VRChat avatar, referred colormaps edition
Today I put my literal shower thought into action, and redid the pigment mapping stuff to use a color lookup table instead. And hoo boy, were there a lot of pitfalls; namely:
- Unity defaults to loading color textures as sRGB, and does so by linearizing the color space
- The default wrapped texture lookup causes all sorts of fun boundary conditions to happen
- Default texture compression completely hecks up texture values which rely on precise lookups
- Oh right, interpolation can’t solve precision issues
But hey, now I have a working colormap that more or less replicates what I had last night, and then some:
This version of the shader lets me do a lot more stuff, for example giving the different eyes different colors (and different colors for the upper and lower eyelids, even), and also adding textures to the irises. I can also make the front, sides, and back of the necklace tag different colors.
Here’s the pigment map and color map for that setup:
I also wrote a dumb C++ program to bake a pigment map and color map into a fallback texture:
Also, authoring these color schemes is WAY more difficult than just moving sliders around in the Unity editor. I have to be very fussy with a bunch of gradients, especially for the eyes, but the advantages are worthwhile, I think. Just being able to define more color swatches and have more control within them is a huge advantage.

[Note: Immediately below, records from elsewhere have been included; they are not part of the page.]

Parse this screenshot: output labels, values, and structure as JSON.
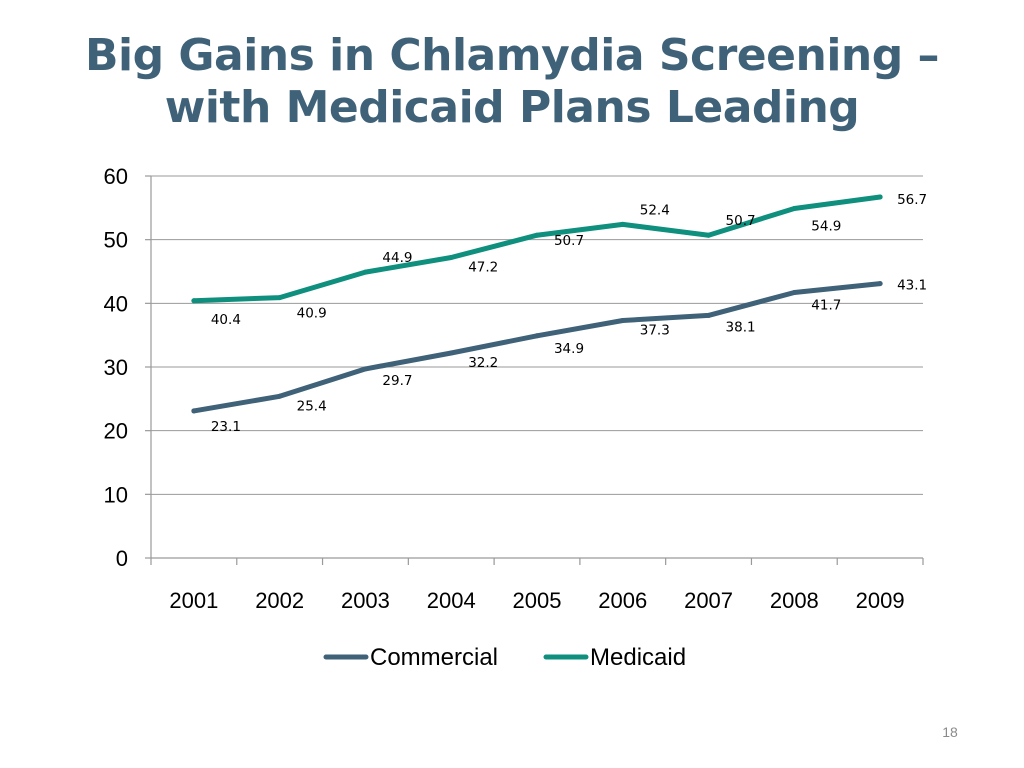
{
  "slide": {
    "title_line1": "Big Gains in Chlamydia Screening –",
    "title_line2": "with Medicaid Plans Leading",
    "page_number": "18"
  },
  "colors": {
    "title": "#3f6279",
    "commercial": "#3f6279",
    "medicaid": "#0f8f7d",
    "gridline": "#9a9a9a"
  },
  "chart_data": {
    "type": "line",
    "title": "",
    "xlabel": "",
    "ylabel": "",
    "categories": [
      "2001",
      "2002",
      "2003",
      "2004",
      "2005",
      "2006",
      "2007",
      "2008",
      "2009"
    ],
    "series": [
      {
        "name": "Commercial",
        "values": [
          23.1,
          25.4,
          29.7,
          32.2,
          34.9,
          37.3,
          38.1,
          41.7,
          43.1
        ]
      },
      {
        "name": "Medicaid",
        "values": [
          40.4,
          40.9,
          44.9,
          47.2,
          50.7,
          52.4,
          50.7,
          54.9,
          56.7
        ]
      }
    ],
    "data_labels": {
      "Commercial": [
        "23.1",
        "25.4",
        "29.7",
        "32.2",
        "34.9",
        "37.3",
        "38.1",
        "41.7",
        "43.1"
      ],
      "Medicaid": [
        "40.4",
        "40.9",
        "44.9",
        "47.2",
        "50.7",
        "52.4",
        "50.7",
        "54.9",
        "56.7"
      ]
    },
    "ylim": [
      0,
      60
    ],
    "yticks": [
      "0",
      "10",
      "20",
      "30",
      "40",
      "50",
      "60"
    ],
    "grid": true,
    "legend_position": "bottom"
  }
}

Of course, there’s a pretty big disadvantage in that I wouldn’t be able to use this to author color themes on-the-fly in-game (at least, not without using a multipass shader that renders out the colormap texture on-the-fly), but I’ve kept my previous swatch-mapping shader around and the pigment modulation channel is at least compatible between both shaders, so nothing prevents me from having both shaders be available in-game to switch between.
Oh, anyway, some of the things to keep in mind:
- Pigment maps need to have their color mode set to linear (i.e. disable sRGB) and their format set to RGBA 32 Bit and/or set their compression to “none”
- This approach is very sensitive to color bleed, so there need to be decent gaps between the UV islands and also a lot of bleed from the respective pigment map regions
- Color maps need to have their wrap mode set to “clamp” and should probably have mipmaps disabled
Anyway, yeah, this is working pretty okay! Even if I don’t ever get the critter fully set-up the way I want, I’m really happy with where it is right now.
It’d sure be nice if I could figure out a better workflow for previewing the pigment map on the critter’s actual surface though. Photoshop at least had a way to map a layer to a texture on a 3D object at one time, but heck if I can figure out how to actually do it.